Turn the unit’s mental model into a working pipeline: land raw into a medallion layout, transform forward in SQL, make the load incremental and idempotent, prove a re-run does not duplicate, and run a restartable backfill — measuring cost before and after.
Build a small ELT pipeline (dbt + a warehouse such as Snowflake, BigQuery, or DuckDB locally) that ingests an event or order stream into a medallion layout, then prove three properties with measurements: incremental loads scan only the delta, the load is idempotent under retry, and a 90-day backfill is restartable per batch.
- A before/after table for the incremental conversion: bytes scanned (or rows processed) and run time per run, measured under the same data, not estimated. The delta run should scan one to two orders of magnitude less than the full rebuild.
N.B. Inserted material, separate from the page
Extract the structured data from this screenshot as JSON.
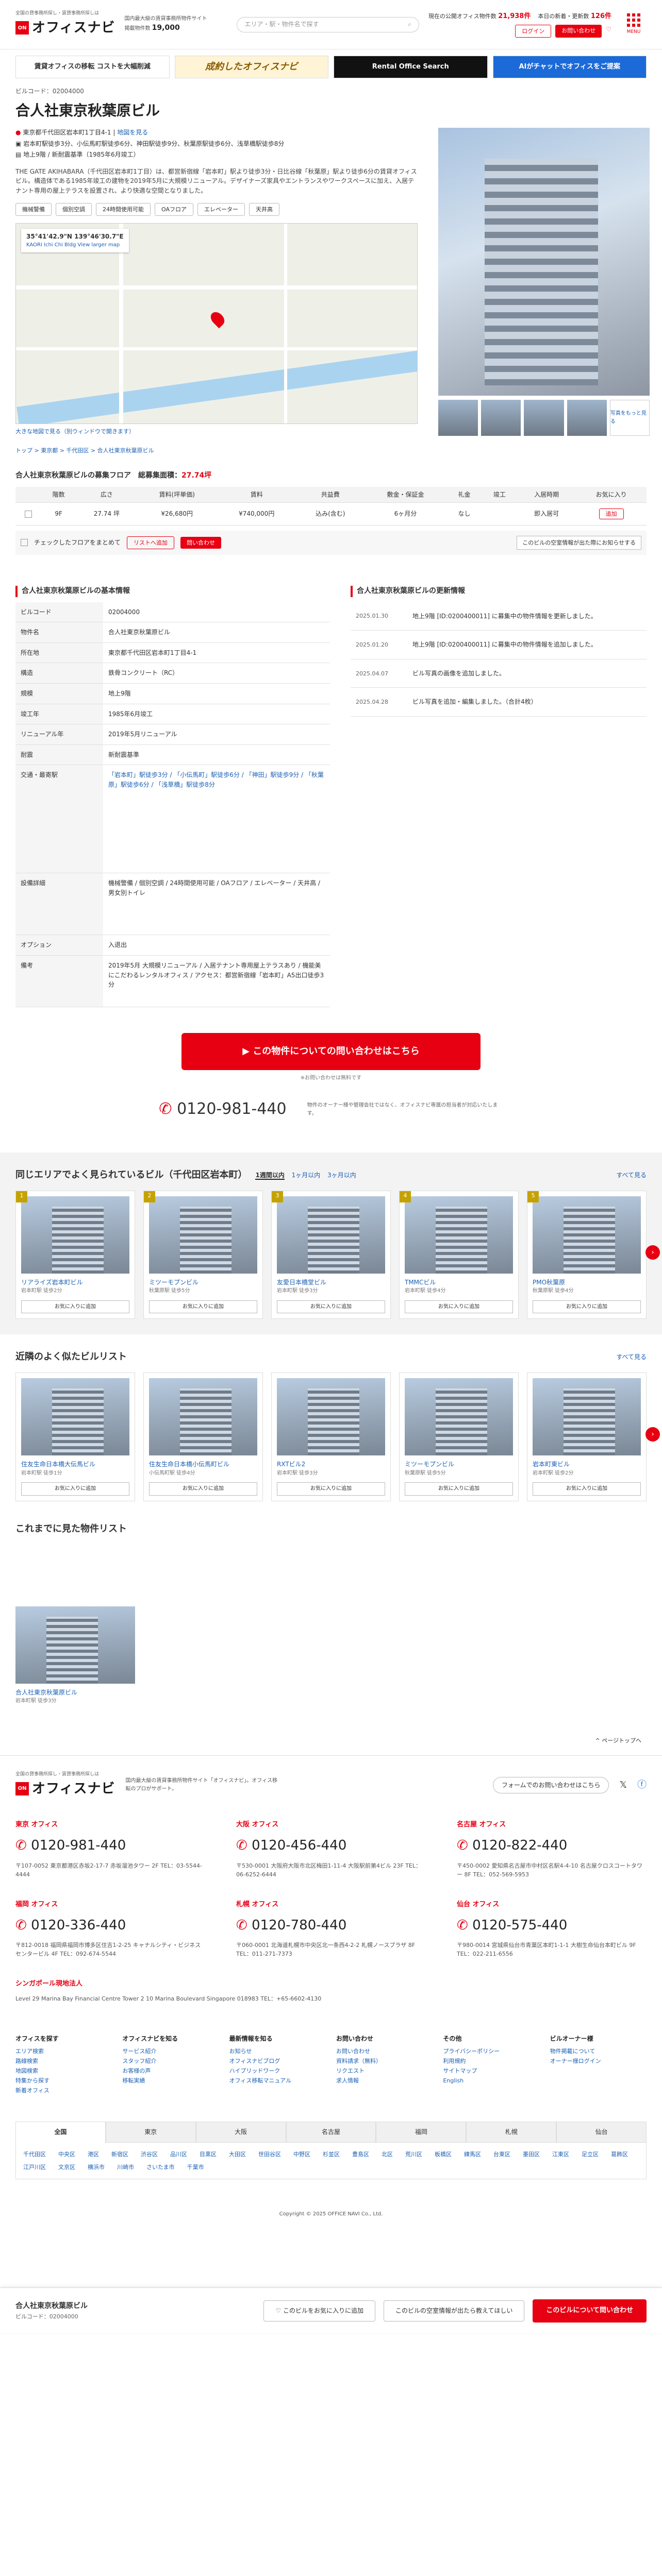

- A reproducible idempotency proof: the same load run twice yields identical row counts and identical aggregate totals (e.g. SUM(amount)), with the merge config shown.
- A documented contrast of the broken config (no unique_key / no is_incremental()) vs the correct one, with the duplicate-row evidence from the broken run.
- A backfill log showing per-batch runs, a deliberately failed batch, and a clean resume from that batch only — proving the backfill is restartable and bounded, not all-or-nothing.
- A one-paragraph write-up: where the Transform runs in your pipeline, why bronze stays immutable, and which property (incremental vs idempotent) defends against which failure (cost blow-up vs duplicate data).
- Add a schema-on-read failure: land a malformed/extra-field row into bronze, show it passes load silently, and have a dbt test in silver catch it — making the deferred schema bill concrete.
- Add a PII column to the source and implement both controls: an ETL-style pre-load mask (raw never lands) and an ELT-style in-warehouse mask, then write up which one satisfies a 'raw PII must never sit in the warehouse' rule and why.
- Wire a cost panel: track warehouse credits / bytes scanned per model over a week and alert if any model's scan grows more than 2x run-over-run — the canary that catches a full-refresh regression before the bill does.
- Add per-team warehouse isolation and auto-suspend on idle, then show that a heavy backfill on one warehouse does not slow queries on the BI warehouse and that idle compute stops billing.
This is the loop you run building any real ELT pipeline: land raw into immutable bronze, transform forward to silver and gold, go incremental so each run scans only the delta (not a full rebuild on the metered warehouse), make the load idempotent with merge on a unique_key so retries upsert instead of duplicate, and structure backfills as independent restartable batches. Doing it once on a small dataset — and watching the broken configs fail — makes the production version muscle memory.